Al centro pisano si lavora allo sviluppo di robot di nuova concezione e Abel entra a buon diritto di questa categoria. È stato creato dagli scienziati italiani in collaborazione con Gustav Hoegen, mago londinese dell’animatronica cinematografica, ideatore di robot di scena, per film come Star Wars, Jurassic World o Ex-Machina. Lorenzo Cominelli, che è un po’ il suo papà, sviluppatore di sistemi emotivi e cognitivi per i robot umanoidi, ne illustra le caratteristiche: «È dotato di 22 servomotori solo per il viso, per ricreare una vastissima gamma di espressioni facciali. Altri cinque sono alloggiati nel collo e in ogni braccio e tre in ogni mano». Grazie ad essi è capace di mostrare emozioni come rabbia, dolore, disgusto, felicità, attraverso una mimica che i ricercatori pisani hanno a lungo messo a punto con un progetto precedente, chiamato Face. «Ma Face era solo un volto – dice Cominelli -, mentre Abel ha anche busto, mani e braccia, e può accompagnare alle espressioni del viso i gesti, parte importante della comunicazione tra persone».

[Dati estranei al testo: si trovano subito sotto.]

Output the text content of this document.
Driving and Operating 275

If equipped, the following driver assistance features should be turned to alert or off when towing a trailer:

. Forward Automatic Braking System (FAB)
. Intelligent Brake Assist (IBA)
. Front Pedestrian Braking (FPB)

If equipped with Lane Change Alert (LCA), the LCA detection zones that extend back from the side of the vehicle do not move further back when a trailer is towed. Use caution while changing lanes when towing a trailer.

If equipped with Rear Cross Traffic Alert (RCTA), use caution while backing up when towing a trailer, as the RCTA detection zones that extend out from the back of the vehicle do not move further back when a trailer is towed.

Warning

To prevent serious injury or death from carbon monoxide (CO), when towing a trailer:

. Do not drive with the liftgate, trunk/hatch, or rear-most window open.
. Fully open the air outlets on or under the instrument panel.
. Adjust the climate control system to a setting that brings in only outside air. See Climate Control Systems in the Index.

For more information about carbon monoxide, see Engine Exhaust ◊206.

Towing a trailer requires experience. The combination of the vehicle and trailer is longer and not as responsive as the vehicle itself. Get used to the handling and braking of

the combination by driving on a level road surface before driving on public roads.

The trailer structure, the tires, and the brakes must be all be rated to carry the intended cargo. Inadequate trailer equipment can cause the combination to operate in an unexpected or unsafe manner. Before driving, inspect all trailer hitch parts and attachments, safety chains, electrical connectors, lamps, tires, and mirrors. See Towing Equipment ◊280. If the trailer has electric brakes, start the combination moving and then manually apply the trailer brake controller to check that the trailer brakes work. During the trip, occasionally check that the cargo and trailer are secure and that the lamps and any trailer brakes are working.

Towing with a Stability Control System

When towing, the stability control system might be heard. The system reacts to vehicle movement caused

Come fa Abel a decidere quale espressione assumere? Androidi sviluppati in altri centri di ricerca, come i “geminoidi” del giapponese Iroshi Ishiguro, sono comandati a distanza. Il robot italiano ha invece una “doppia” intelligenza che gli consente di entrare in sintonia con le persone e decidere in autonomia come reagire. «Il robot – prosegue Cominelli – è dotato di un’intelligenza artificiale basata su reti neurali e machine learning, cioè sulla capacità di imparare dall’esperienza, ma anche di un sistema esperto basato su regole logiche, che gli consentono di fare deduzioni e induzioni». Questa dotazione lo mette in grado non solo di fare ipotesi sulle emozioni vissute dai suoi interlocutori umani, per esempio se siamo impauriti o se siamo felici di parlare con lui, ma anche di spiegare perché ha deciso di reagire a un nostro input in un certo modo.

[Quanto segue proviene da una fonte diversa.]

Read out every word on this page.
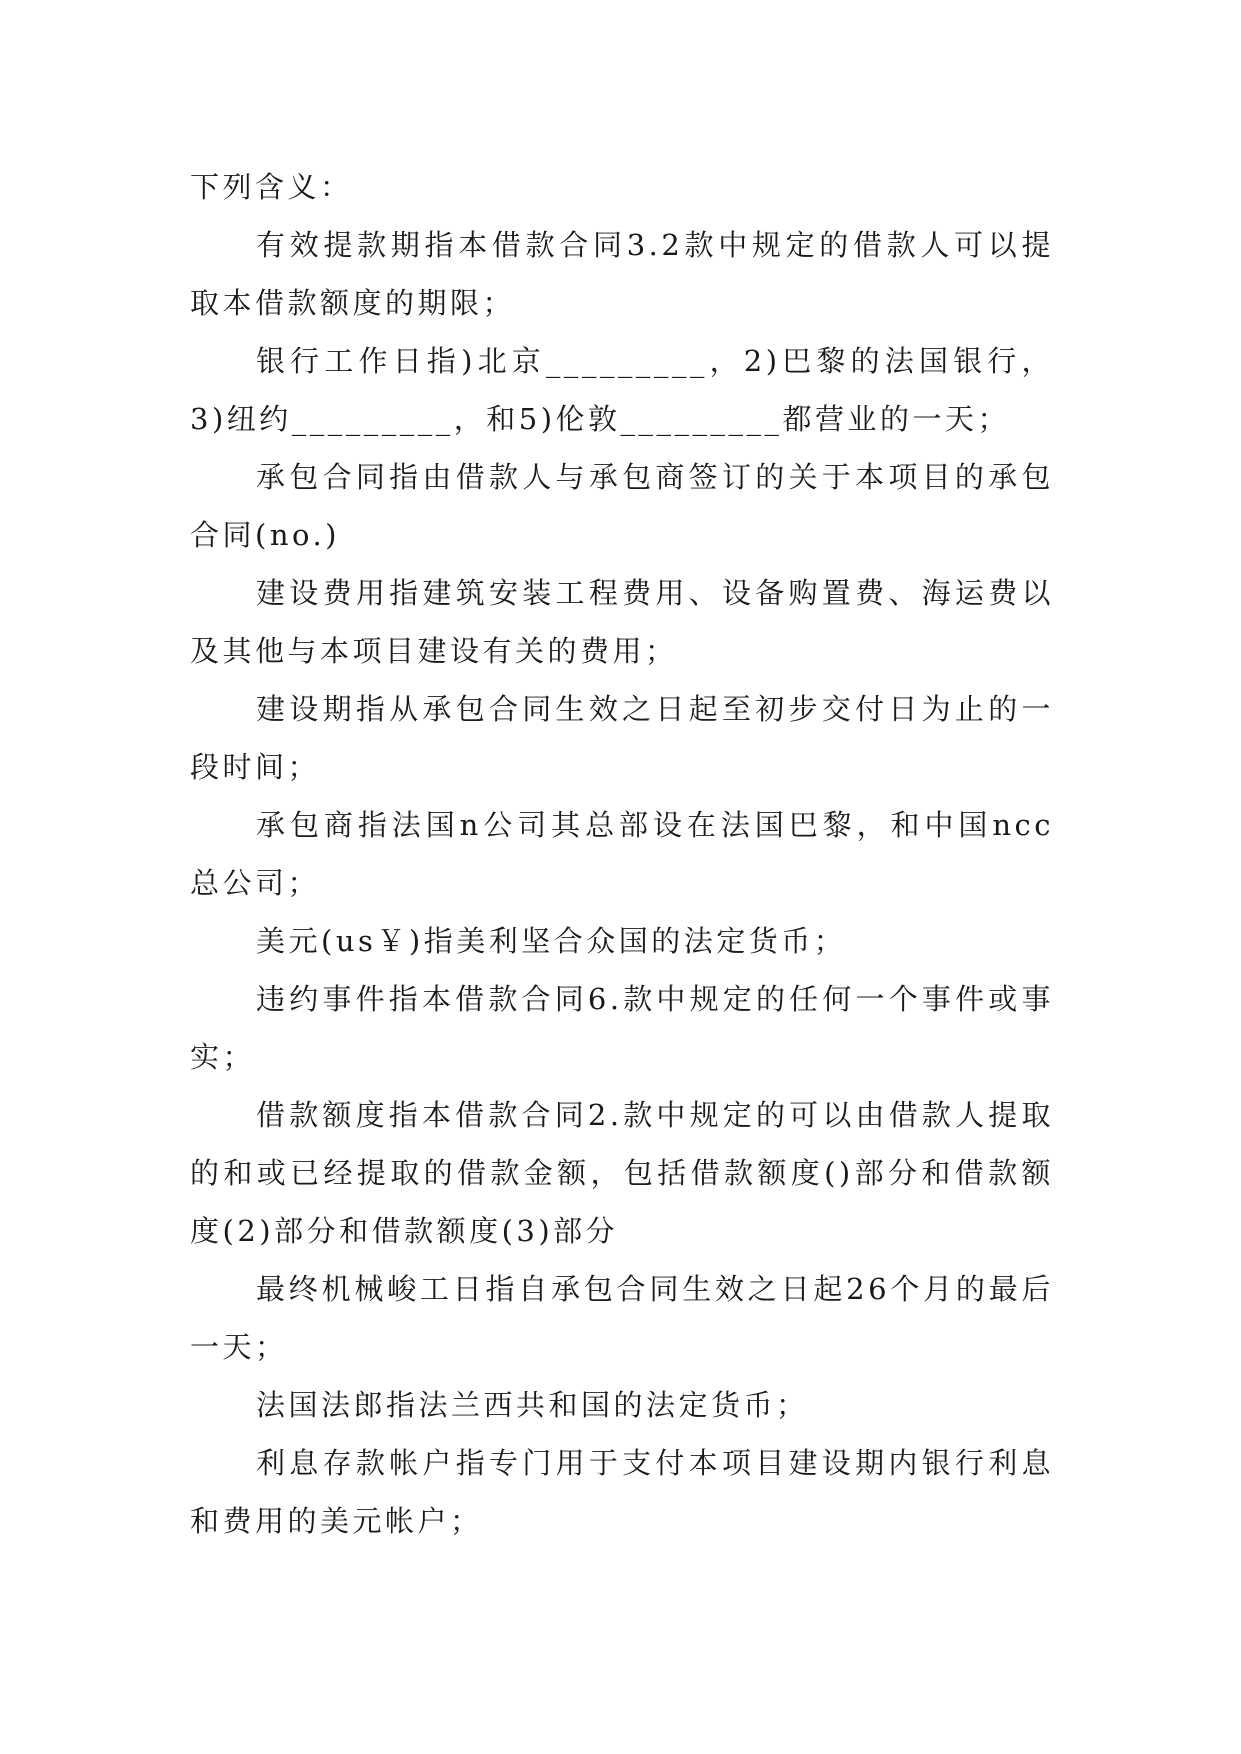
下列含义：

有效提款期指本借款合同3.2款中规定的借款人可以提取本借款额度的期限；

银行工作日指)北京_________，2)巴黎的法国银行，3)纽约_________，和5)伦敦_________都营业的一天；

承包合同指由借款人与承包商签订的关于本项目的承包合同(no.)

建设费用指建筑安装工程费用、设备购置费、海运费以及其他与本项目建设有关的费用；

建设期指从承包合同生效之日起至初步交付日为止的一段时间；

承包商指法国n公司其总部设在法国巴黎，和中国ncc总公司；

美元(us￥)指美利坚合众国的法定货币；

违约事件指本借款合同6.款中规定的任何一个事件或事实；

借款额度指本借款合同2.款中规定的可以由借款人提取的和或已经提取的借款金额，包括借款额度()部分和借款额度(2)部分和借款额度(3)部分

最终机械峻工日指自承包合同生效之日起26个月的最后一天；

法国法郎指法兰西共和国的法定货币；

利息存款帐户指专门用于支付本项目建设期内银行利息和费用的美元帐户；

Tutto questo serve a nuovi esperimenti di robotica sociale e di “affective computing”, ramo dell’intelligenza artificiale che mira a realizzare macchine capaci di riconoscere ed esprimere emozioni. «Con Face avevamo già misurato – dice ancora il “papà” di Abel – l’impatto positivo di un robot espressivo in vari ambiti, per esempio nei rapporti con persone che soffrono di disturbi dello spettro autistico le quali, semplificando molto, hanno necessità di costruirsi quel dizionario, istintivo per la maggior parte di noi, necessario a capire gli stati d’animo di chi ci sta vicino». Chi, per esempio, non riesce ad associare il sorriso alla felicità o a una sensazione positiva può reagire in modo inatteso, difficile da interpretare per un interlocutore umano, e rischia di essere respinto. Cosa che non potrà mai succedere con Abel, impostato per reagire in modo controllato e ripetibile, con un provato effetto positivo su queste persone. Per potenziare le capacità empatiche di Abel si pensa anche di dotarlo di telecamere speciali, per esempio a infrarossi, o di connetterlo a sensori indossati dai suoi interlocutori per misurare la sudorazione, la frequenza del respiro o quella cardiaca e perfino l’attività cerebrale, e studiare quindi anche le reazioni sviluppate da noi a contatto con un robot così simile a un umano.
I primi esperimenti concreti con Abel riguarderanno anche aspetti dell’economia sperimentale e del comportamento, già programmati con gruppi di studiosi dell’ateneo pisano e internazionali. «Un obiettivo – spiega Caterina Giannetti, ricercatrice di Economia applicata – è usare Abel in team con persone a cui viene assegnato un compito remunerato. Si tratta di giochi utilizzati di frequente negli studi economici, dove però la novità è la presenza di un robot estremamente somigliante all’umano. Vogliamo infatti capire come un agente artificiale possa influire sul lavoro di squadra».
Studi che guardano a un futuro remoto? No, secondo Giannetti: «Aziende e organizzazioni utilizzano già agenti artificiali, e non solo virtuali come chatbox o ologrammi, ma anche fisici come i robot, per fornire assistenza o informazioni. Allargano inoltre gli orizzonti delle discipline economiche, che con Abel si aprono al confronto con ingegneri e bioingegneri e a nuove idee da esplorare».